Rund 50 unterschiedliche Tags und eine Reihe von Trägermaterialien hat das Team ausprobiert und untersucht, bis die Fachleute fündig wurden. Nur wenige Treffer erwiesen sich als hinreichend bindungsstark, um die Zielenzyme herauszufischen, und zugleich resistent genug gegen die in der Proteinreinigung üblichen Reagenzien und Bedingungen. Einen dieser Liganden haben die Forscher schließlich weiter optimiert, um seine Bindungseigenschaften für praktische und komplexe Anwendungen passfähig zu machen. Vor allem eine hinreichend große Bindungsstärke zu erzielen, habe sich lange als hartnäckige Herausforderung erwiesen.

„Sowohl unsere Trägermaterialien als auch unsere Tags sind im Vergleich zu gängigen Methoden daher mittlerweile völlig neuartig“, betont Pecher. Es sei ein natürliches Material, das anders als herkömmliche Träger keine aufwendige Modifizierung der Oberfläche benötige. „Genau genommen ist es eine Palette an Materialien, bei der die Stärke der Interaktion und das Verfahren, um das Zielprotein am Ende zu lösen, anpassbar sind“, schildert der Biotechnologe nicht ohne Stolz. „Wir sind uns ziemlich sicher, dass unsere Treffer industrietauglich sind“, sagt Pecher mit Blick auf die erfolgreichen Demonstratorenversuche. Qualitativ sei das Verfahren bereits mit bestehenden vergleichbar, und auch ökonomisch glauben die Projektbeteiligten konkurrieren zu können. Letztlich wäre die Methode für jedes Protein anwendbar, das heute schon über die Affinitätsmethode gereinigt wird.

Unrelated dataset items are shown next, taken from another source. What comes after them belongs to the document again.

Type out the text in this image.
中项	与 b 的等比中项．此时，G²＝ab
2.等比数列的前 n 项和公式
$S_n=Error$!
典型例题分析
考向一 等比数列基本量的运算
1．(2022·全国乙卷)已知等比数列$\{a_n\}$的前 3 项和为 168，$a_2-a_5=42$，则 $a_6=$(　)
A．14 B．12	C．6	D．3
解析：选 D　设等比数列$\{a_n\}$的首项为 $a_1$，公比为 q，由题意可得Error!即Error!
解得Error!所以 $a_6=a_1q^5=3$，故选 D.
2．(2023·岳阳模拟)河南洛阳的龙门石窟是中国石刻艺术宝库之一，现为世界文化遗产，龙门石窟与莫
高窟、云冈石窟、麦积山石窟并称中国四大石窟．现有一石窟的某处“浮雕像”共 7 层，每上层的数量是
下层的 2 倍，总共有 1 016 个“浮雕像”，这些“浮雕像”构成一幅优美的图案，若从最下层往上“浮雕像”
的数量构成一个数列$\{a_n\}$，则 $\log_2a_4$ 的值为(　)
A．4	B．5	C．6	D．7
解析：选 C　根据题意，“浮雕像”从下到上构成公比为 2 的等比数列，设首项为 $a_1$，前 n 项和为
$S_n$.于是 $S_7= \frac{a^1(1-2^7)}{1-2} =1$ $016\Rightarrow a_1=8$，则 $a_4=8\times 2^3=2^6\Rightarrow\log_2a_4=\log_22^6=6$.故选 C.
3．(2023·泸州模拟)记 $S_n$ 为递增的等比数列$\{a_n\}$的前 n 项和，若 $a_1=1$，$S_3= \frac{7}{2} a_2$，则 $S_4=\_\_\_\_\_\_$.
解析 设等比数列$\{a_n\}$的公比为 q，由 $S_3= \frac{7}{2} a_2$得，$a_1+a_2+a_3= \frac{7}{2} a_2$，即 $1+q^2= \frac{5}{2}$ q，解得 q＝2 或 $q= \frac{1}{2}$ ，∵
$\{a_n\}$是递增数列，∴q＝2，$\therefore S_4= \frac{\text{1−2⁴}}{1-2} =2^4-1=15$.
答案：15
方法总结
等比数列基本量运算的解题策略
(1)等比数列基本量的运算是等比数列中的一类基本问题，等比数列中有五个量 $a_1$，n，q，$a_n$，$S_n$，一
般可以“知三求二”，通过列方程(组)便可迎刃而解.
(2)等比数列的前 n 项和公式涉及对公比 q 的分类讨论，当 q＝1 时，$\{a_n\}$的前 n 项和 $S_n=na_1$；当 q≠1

Nächster Schritt: Nachweis der industriellen Anwendbarkeit

Im Projekt sind bereits Industriepartner mit an Bord. „Wir sind jetzt am Übergangspunkt vom Labormaßstab zum Industriemaßstab, das Material und die Tags sind dafür soweit optimiert“, sagt Pecher. Ohne Zugang zu großtechnischen Anlagen habe das Forschungsteam bisher keine weiteren Tests durchführen können. Das soll nun gemeinsam mit den Industriepartnern im Laufe des Jahres 2022 geschehen. „Bis zum Projektende wollen wir die industrielle Anwendbarkeit zeigen“, gibt sich der Forscher zuversichtlich. Nach Projektende im März 2023 soll dann eine Ausgründung erfolgen, um das neuartige Verfahren weiter zu vermarkten.